Yolanda López López, MD, MA, a rheumatologist in Bayamón, Puerto Rico, says she’s been writing “forever.” But when she was in high school, several teachers, counselors and others persuaded her against selecting writing as a profession or even getting a college degree in literature because she wouldn’t be able to earn a comfortable living. At the time, she was told that good-paying writing jobs were simply not to be found.
So Dr. López chose medicine, her other passion, as her career and has served in private practice for more than 30 years. She never stopped writing, though, and in 2011, earned a master’s degree in creative writing from Universidad del Sagrado Corazón, a private college in Puerto Rico. She has now had a novel published and is completing a second novel and an assortment of short stories while working on two books about rheumatoid arthritis and fibromyalgia.
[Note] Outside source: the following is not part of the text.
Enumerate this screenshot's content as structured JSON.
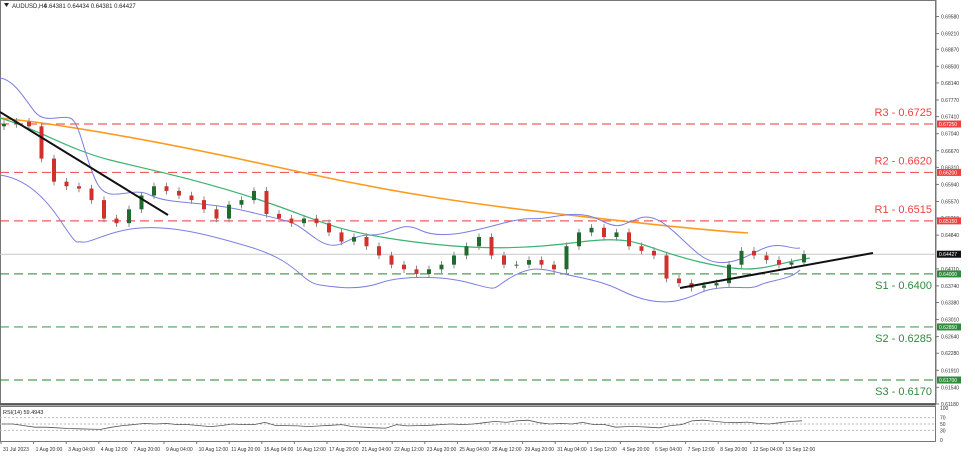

“Writing gives me a lot of energy,” she says. “It frees your mind. You can create, travel, go back and forth in time. It’s like you’re living in that time or space. You can actually feel it.”
Solving Mysteries
Dr. López completed her medical education at the University of Puerto Rico School of Medicine. Initially, she wanted to pursue a career in psychiatry. But during her fourth year of medical school, she completed a rotation in psychiatry and changed her mind.
“I became depressed,” recalls Dr. López. “[Psychiatry] was too much. But when I went into rheumatology during my rotation, I just fell in love with the patients and the challenges of trying to find things out. They have a sign or symptom, and you keep searching until you find out what the
patient has.”
She graduated from medical school in 1980, finished her internship in 1981, completed her two–year residency program in 1983, and then spent another two years in rheumatology. In 1985, she opened her private practice.
During the 1990s, she conducted research at her office on rheumatology drugs, including Vioxx and Forteo. From 1996 to 2008, she served as a speaker for MSD, Eli Lilly, Pfizer and others on such topics as osteoporosis, fibromyalgia and rheumatoid arthritis.
Fiction to Biographies
While pursuing a successful career in medicine, Dr. López never abandoned writing. Her MA thesis was actually a novel, La caída de Alejandro Curtos (The Fall of Alejandro Curtos).